For the first time, an attempt has been made to manage marine ecosystems
in what is considered to be a landmark decision, California has adopted the Marine Life Protection Act ( mlpa ) to save marine ecosystems which are being threatened by over-fishing and unsustainable fishing techniques. According to a 1995 report of the Food and Agricultural Organisation, the biodiversity in nine of the world's 17 major fishing grounds is dwindling and 70 per cent of the planet's marine stocks are heavily exploited or already depleted.
The mlpa calls for "adaptive management" with regard to Marine Protected Areas ( mpa s), which are defined as "discrete geographic marine or estuarine areas, seaward of the high tide line or the mouth of coastal rivers, including intertidal and subtidal terrains along with their overlying water and associated flora and fauna, that have been designated by law, administrative action or voter initiative to protect or conserve marine life and habitat".
An mpa may include Marine Life Reserves ( mlr s) or protected areas where all extractive activities are prohibited; and other areas that allow commercial and recreational activities, provided they are consistent with the goals and guidelines laid down by the authorities. "Adaptive management" is a policy that seeks to improve the management of biological resources, particularly in areas of scientific uncertainty, through monitoring and evaluation so that the interaction of different elements within a marine system is better understood.
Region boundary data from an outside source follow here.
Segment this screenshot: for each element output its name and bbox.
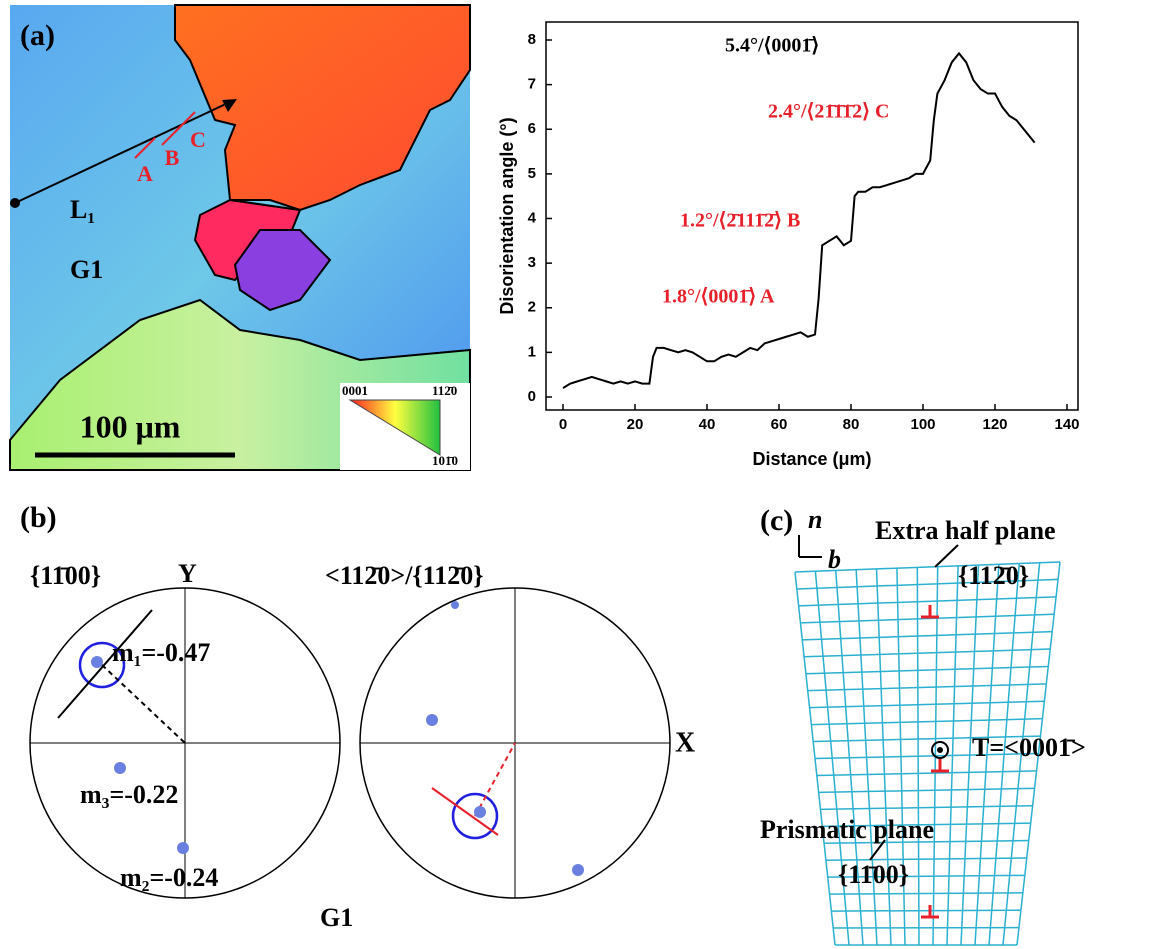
- x-tick-label: 80: [843, 416, 860, 433]
- mesh-line: [974, 564, 1000, 946]
- mesh-line: [814, 752, 1039, 760]
- normal-vector: n⃗: [808, 505, 843, 534]
- mesh-line: [825, 857, 1027, 861]
- mesh-line: [831, 909, 1021, 912]
- x-tick-label: 20: [627, 416, 644, 433]
- point-label: B: [165, 145, 180, 170]
- schmid-factor: m₂=-0.24: [120, 863, 218, 892]
- extra-plane-label: Extra half plane: [875, 516, 1056, 545]
- annotation: 1.8°/⟨0001̄⟩ A: [662, 286, 775, 308]
- burgers-vector: b⃗: [828, 545, 861, 574]
- lattice-mesh: [794, 561, 1061, 946]
- mesh-line: [1002, 562, 1041, 946]
- mesh-line: [796, 578, 1059, 590]
- mesh-line: [794, 571, 836, 946]
- mesh-line: [811, 717, 1043, 726]
- line-chart: 0 20 40 60 80 100 120 140 0 1 2 3 4 5 6 7 8 5.4°/⟨0001̄⟩ 2…: [528, 31, 1080, 433]
- mesh-line: [822, 822, 1031, 828]
- mesh-line: [798, 596, 1057, 607]
- y-tick-label: 7: [528, 76, 536, 93]
- prismatic-label: Prismatic plane: [760, 815, 934, 844]
- schmid-factor: m₃=-0.22: [80, 780, 178, 809]
- extra-plane-index: {112̄0}: [958, 561, 1029, 590]
- point-label: A: [137, 161, 153, 186]
- y-tick-label: 0: [528, 388, 536, 405]
- mesh-line: [835, 570, 864, 946]
- mesh-line: [855, 569, 878, 946]
- mesh-line: [1016, 561, 1061, 946]
- data-line: [562, 51, 1036, 389]
- mesh-line: [814, 571, 850, 946]
- line-label: L₁: [70, 195, 95, 224]
- key-label: 112̄0: [432, 383, 457, 398]
- y-axis-label: Disorientation angle (°): [497, 117, 517, 314]
- mesh-line: [818, 787, 1035, 794]
- mesh-line: [816, 770, 1037, 777]
- mesh-line: [896, 568, 906, 946]
- mesh-line: [809, 700, 1045, 709]
- y-tick-label: 8: [528, 31, 536, 48]
- y-tick-label: 5: [528, 165, 536, 182]
- mesh-line: [829, 892, 1023, 895]
- annotation: 2.4°/⟨21̄1̄1̄2⟩ C: [768, 101, 889, 123]
- dislocation-symbols: [921, 605, 949, 919]
- x-tick-label: 100: [910, 416, 935, 433]
- pole-title: {11̄00}: [30, 561, 101, 590]
- annotation: 1.2°/⟨2̄111̄2̄⟩ B: [680, 210, 800, 232]
- mesh-line: [960, 565, 980, 946]
- mesh-line: [805, 665, 1049, 675]
- axis-label: Y: [178, 559, 197, 588]
- prismatic-index: {11̄00}: [838, 860, 909, 889]
- mesh-line: [824, 839, 1029, 845]
- panel-label: (b): [20, 501, 57, 534]
- x-axis-label: Distance (μm): [752, 449, 871, 469]
- mesh-line: [916, 567, 920, 946]
- y-tick-label: 6: [528, 120, 536, 137]
- y-tick-label: 2: [528, 299, 536, 316]
- x-tick-label: 140: [1054, 416, 1079, 433]
- x-tick-label: 60: [771, 416, 788, 433]
- mesh-line: [827, 874, 1025, 878]
- ebsd-map: [9, 4, 471, 471]
- grain-label: G1: [320, 903, 353, 932]
- markers: [798, 535, 959, 861]
- panel-label: (a): [20, 19, 55, 52]
- key-label: 0001: [342, 383, 368, 398]
- mesh-line: [875, 568, 892, 946]
- y-tick-label: 4: [528, 209, 537, 226]
- scale-label: 100 μm: [80, 408, 181, 444]
- mesh-line: [794, 561, 1061, 573]
- pole-title: <112̄0>/{112̄0}: [325, 561, 483, 590]
- grain-label: G1: [70, 255, 103, 284]
- line-direction: T=<0001̄>: [972, 733, 1086, 762]
- mesh-line: [813, 735, 1041, 743]
- key-label: 101̄0: [432, 453, 458, 468]
- mesh-line: [804, 648, 1051, 658]
- mesh-line: [807, 683, 1047, 692]
- pole-spots: [91, 601, 584, 876]
- schmid-factor: m₁=-0.47: [112, 638, 210, 667]
- y-tick-label: 3: [528, 254, 536, 271]
- x-tick-label: 40: [699, 416, 716, 433]
- pole-figures: [29, 587, 671, 899]
- point-label: C: [190, 127, 206, 152]
- axis-label: X: [675, 727, 695, 758]
- annotation: 5.4°/⟨0001̄⟩: [725, 35, 819, 57]
- x-tick-label: 0: [559, 416, 567, 433]
- plot-frame: [545, 21, 1079, 411]
- x-tick-label: 120: [982, 416, 1007, 433]
- mesh-line: [988, 563, 1020, 946]
- mesh-line: [946, 565, 959, 946]
- y-tick-label: 1: [528, 343, 536, 360]
- mesh-line: [820, 804, 1033, 811]
- mesh-line: [802, 630, 1053, 641]
- panel-label: (c): [760, 504, 793, 537]
- mesh-line: [800, 613, 1055, 624]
A master plan will soon be prepared with the help of conservationists, marine scientists, staff from national marine sanctuaries and the us navy. After a series of public meetings, a final master plan is expected to be adopted by July 2002.
Already, certain oceanic areas with distinct biological characteristics have been marked as special "biogeographical" areas by the state. These include areas south of Point Conception near Santa Barbara in southern California, areas between Point Conception and Point Arena in Mendocino county in northern California and areas north of Point Arena.